In it, he suggests advisers might have a “genuine stake” in getting the very best possible return for clients if they were paid a percentage of the client’s profit, rather than of the amount invested.
Frankly, this demonstrates that he has a fundamental misunderstanding of the role of the adviser and the whole purpose of financial planning.
The IFAs I have met and worked with over the past four decades have, almost without exception, been dedicated to getting the best outcome for clients and providing the very highest level of service on a continuing basis so their clients can enjoy the security and peace of mind that sound financial planning can provide.
Unfortunately, Mr Lewis appears to equate the highest level of service with the highest amount of profit.
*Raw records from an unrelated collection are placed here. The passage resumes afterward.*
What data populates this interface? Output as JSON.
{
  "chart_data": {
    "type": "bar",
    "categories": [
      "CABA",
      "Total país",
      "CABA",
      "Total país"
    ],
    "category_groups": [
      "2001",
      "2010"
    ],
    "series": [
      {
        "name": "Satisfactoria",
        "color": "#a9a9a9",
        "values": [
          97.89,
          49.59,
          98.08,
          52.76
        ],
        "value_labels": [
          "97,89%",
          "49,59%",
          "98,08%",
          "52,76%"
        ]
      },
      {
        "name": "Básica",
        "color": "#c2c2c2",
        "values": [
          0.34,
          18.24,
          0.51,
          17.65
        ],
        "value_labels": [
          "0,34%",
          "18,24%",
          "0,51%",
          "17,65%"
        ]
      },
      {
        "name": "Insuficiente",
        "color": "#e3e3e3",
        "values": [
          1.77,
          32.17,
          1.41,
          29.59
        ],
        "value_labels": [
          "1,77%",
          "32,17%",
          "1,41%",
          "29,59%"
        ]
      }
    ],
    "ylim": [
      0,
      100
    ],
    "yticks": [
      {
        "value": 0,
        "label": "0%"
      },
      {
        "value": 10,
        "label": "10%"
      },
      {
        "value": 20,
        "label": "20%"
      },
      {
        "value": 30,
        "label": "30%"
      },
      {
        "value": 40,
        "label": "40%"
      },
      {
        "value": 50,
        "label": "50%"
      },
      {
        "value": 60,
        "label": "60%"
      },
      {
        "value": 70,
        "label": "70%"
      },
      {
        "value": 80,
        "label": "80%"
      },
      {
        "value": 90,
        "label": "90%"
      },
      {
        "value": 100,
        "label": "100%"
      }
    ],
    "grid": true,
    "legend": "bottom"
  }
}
Any adviser worth their salt would tell him that this is rarely the case.
The highest level of service means delivering what the client needs and what is most appropriate for their individual circumstances, not chasing performance with all the risks such an approach entails.
Financial planning starts with the adviser getting to know their client and understanding their individual circumstances and objectives which, along with their attitude to risk, defines what ‘results’ mean to them.
In short, he disregards what an adviser does to add value at every step of the relationship with a client.
Mr Lewis’s proposed model is not only undesirable, but also the FCA would have kittens if it was suggested that we unpick all that it – and we – have done to enhance the public’s perception of financial advisers.
I am always happy to discuss the invaluable work provided by IFAs and would be delighted if Mr Lewis wanted to get in touch to find out more about the way the advice process works and why, for most clients, achieving the highest return is not the best indicator of a job well done.